With monster commutes by car on track to resume for the 1st time in 10 years, the need has returned for a decent mp3 player. Obviously, it would run on a phone, to have common code with the mp3 player used for running. In a sign of regression, dedicated mp3 players are either no longer made or ridiculously expensive. Phone apps no longer do nearly as much as what Rockbox or a high end player from 15 years ago did. A high end player made out of an STM32 discovery board would not be useful for running.
The mane requirements:
Uses the directory structure as the playlists.
Automatically resume playing with engine ignition.
Recursively advance playlists.
Easy deletion of songs.
User interface for navigating songs.
Retain playback position when quit.
2 playback positions have to be stored: 1 for running & 1 for driving
Manual playback from the running position or automatic playback from the driving position, depending on detection of the car speaker & whether it was playing when the engine was stopped.
There were several competing ideas: a cheap, dedicated phone that stayed in the car, a reuse of the same phone for daily use, & a ground up hardware solution on an STM32 discovery board.
Bluetooth speakers are virtually free, nowadays, so scratch built hardware is pointless. The speaker hardware just has to be modified to begin advertising with engine ignition & output line levels for the car radio. To automatically start playing, the phone can rely on detection of the speaker or some alternate way of detecting the car's state. In another sign of corporate dysfunction, Android automatically resumes playback & resets the volume when a TRS connector is plugged in, but doesn't resume playback or reset the volume when a bluetooth speaker is detected.
Automatic detection of bluetooth speakers has been extremely unreliable, so it may require low energy or a wifi access point in the car. The reliability of a bluetooth system has to be determined before going to a custom solution. Requiring a TRS connector to be plugged in would be very painful.
The program would be some kind of service that always waited for the bluetooth speaker to become present. The mane problem is the phone has to be plugged in to have enough power for such a long drive. For rare, shorter drives, the phone could still be ignored.

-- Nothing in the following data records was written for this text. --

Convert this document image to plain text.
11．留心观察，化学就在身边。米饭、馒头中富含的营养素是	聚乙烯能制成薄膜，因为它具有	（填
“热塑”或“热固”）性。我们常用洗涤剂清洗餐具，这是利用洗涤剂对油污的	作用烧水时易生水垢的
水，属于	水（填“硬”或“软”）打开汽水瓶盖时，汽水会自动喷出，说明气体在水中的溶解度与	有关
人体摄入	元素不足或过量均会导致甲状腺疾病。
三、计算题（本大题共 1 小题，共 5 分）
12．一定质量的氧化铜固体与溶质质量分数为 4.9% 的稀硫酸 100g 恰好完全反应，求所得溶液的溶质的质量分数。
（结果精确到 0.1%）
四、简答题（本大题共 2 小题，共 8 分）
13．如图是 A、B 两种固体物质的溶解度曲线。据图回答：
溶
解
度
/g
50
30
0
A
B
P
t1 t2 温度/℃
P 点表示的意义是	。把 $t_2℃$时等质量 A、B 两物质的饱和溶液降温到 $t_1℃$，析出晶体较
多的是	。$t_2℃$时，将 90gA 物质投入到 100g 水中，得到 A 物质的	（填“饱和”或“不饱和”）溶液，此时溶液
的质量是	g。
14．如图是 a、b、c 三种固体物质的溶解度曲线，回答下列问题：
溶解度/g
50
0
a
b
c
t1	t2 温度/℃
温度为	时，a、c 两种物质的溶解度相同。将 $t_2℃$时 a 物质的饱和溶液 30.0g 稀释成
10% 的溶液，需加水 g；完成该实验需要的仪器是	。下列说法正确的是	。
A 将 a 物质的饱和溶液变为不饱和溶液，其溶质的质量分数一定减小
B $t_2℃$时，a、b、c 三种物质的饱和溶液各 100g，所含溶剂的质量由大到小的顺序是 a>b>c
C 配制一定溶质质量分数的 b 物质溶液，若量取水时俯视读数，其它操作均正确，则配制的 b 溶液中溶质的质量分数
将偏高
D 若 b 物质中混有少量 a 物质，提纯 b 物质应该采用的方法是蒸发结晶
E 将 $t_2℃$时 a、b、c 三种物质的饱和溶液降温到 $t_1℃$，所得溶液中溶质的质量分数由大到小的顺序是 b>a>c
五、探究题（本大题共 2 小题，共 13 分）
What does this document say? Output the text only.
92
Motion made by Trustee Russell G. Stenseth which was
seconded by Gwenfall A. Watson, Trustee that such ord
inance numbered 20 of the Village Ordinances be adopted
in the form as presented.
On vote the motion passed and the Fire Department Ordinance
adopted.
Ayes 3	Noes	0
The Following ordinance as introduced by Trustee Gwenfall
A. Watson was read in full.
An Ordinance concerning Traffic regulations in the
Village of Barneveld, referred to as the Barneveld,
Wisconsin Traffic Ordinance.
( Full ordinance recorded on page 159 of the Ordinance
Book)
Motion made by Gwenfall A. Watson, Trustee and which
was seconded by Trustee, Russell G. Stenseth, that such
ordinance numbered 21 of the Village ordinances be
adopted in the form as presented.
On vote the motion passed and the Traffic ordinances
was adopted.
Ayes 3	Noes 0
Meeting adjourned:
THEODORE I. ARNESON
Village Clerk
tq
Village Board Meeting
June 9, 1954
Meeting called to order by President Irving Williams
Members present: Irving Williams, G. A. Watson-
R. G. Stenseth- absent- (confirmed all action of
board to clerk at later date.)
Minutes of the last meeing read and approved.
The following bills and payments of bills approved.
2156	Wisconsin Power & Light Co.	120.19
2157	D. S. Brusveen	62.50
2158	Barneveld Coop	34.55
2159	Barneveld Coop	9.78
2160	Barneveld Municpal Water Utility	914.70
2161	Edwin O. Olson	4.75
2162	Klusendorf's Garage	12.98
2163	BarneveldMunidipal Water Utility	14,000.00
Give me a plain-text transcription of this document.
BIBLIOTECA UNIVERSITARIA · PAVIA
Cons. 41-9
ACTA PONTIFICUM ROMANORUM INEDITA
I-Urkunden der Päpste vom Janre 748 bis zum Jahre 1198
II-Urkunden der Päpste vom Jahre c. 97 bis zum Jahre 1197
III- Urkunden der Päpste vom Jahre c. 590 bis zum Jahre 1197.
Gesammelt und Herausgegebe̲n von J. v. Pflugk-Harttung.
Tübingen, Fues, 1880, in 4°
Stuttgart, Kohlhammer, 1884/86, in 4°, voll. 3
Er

The STM32 solution tends to shine when it comes to automating the process. It would store all the songs on its own storage, never have to be touched, & the complexity of detecting the speaker would go away. It would expose a user interface over BLE which would be accessed by the daily phone. It's a lot of redundant code, but so is the dual playhead idea. There's also modifying playlists. The lion kingdom went many years just moving an SD card between the car & the computer, but the future is web based file management.
The user interface still requires firing up the phone, but the user interface was extremely rarely used, 10 years ago.
Dropouts are a real problem for Android, since the spec requires it to stop music playback whenever in the presence of another phone. Lions can bypass the spec by using their own software decoder, but it uses more power.